My sense is that the new MS packs are better than the old ones, which were
state of the art for a while but stayed around too long. I throughhiked
with a MS Frostfire II, not their top-of-the-line model, and an old design
that was phased out in '95, though some are still around in stores.

I was never really happy with mine, but it got me to Maine. When I was
overweight, the hip belt wasn't long enough to ride comfortably. When I'd
lost weight, it still wasn't comfortable with a 50 pound load. I wished it
had one of the built-in fanny packs when I wanted to slackpack. I wished it
had a compartment to separate the sleeping bag from other gear. Buckles
broke and had to be replaced. Straps ripped out and had to be re-stitched.
By the end, some of the seams were beginning to pop.
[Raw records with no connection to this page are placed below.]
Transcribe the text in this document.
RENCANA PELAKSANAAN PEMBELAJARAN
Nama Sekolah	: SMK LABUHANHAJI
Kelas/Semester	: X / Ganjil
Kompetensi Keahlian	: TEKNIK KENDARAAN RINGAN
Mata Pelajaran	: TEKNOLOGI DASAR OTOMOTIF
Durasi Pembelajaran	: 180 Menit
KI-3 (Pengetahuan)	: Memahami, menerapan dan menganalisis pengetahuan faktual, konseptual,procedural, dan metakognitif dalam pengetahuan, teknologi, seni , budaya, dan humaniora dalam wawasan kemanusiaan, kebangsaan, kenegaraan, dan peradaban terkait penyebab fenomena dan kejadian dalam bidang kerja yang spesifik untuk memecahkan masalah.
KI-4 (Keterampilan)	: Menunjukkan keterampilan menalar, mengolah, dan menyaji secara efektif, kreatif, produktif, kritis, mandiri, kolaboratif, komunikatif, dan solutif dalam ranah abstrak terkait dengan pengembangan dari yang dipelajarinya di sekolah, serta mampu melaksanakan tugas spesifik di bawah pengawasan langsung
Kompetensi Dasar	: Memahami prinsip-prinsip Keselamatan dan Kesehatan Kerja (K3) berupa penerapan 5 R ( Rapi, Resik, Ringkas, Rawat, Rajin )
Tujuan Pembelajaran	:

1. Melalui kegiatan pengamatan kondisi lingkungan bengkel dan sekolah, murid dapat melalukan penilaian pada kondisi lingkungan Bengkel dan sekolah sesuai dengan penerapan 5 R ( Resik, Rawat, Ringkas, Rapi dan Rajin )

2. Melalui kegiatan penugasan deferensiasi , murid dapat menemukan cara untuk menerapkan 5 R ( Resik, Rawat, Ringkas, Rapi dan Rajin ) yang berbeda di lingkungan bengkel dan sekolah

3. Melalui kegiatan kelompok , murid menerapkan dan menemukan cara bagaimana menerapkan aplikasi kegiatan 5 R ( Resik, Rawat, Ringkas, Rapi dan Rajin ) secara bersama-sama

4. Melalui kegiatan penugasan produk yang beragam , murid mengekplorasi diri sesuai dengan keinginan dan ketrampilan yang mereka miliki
But it got me there, and I couldn't afford the $400 or $500 for a
top-of-the-line Gregory, Dana or (yes) Mountainsmith. *No* pack is going to
make carrying 50 pounds pleasant, though some designs may make it less
uncomfortable, and the Dana people had a nice customer-service policy that
let people change their hipbelts as their waistline evolved. Still, the MS
was big enough to carry my large-sized gear and big load of food. I could
fix the things that broke. It was always a burden, but every full backpack
is a burden--the shortcomings were never more than annoyances.

I'd pretty much decided to get a new pack when I came home. I told my
outfitter about it. You know, they told me, Mountainsmith has a lifetime
warranty. They'll restitch and refurbish it, or replace it. So I had the
outfitter send it in. I guess I'm not done with that pack yet. Sometimes
you learn to put up with minor annoyances in an old friend.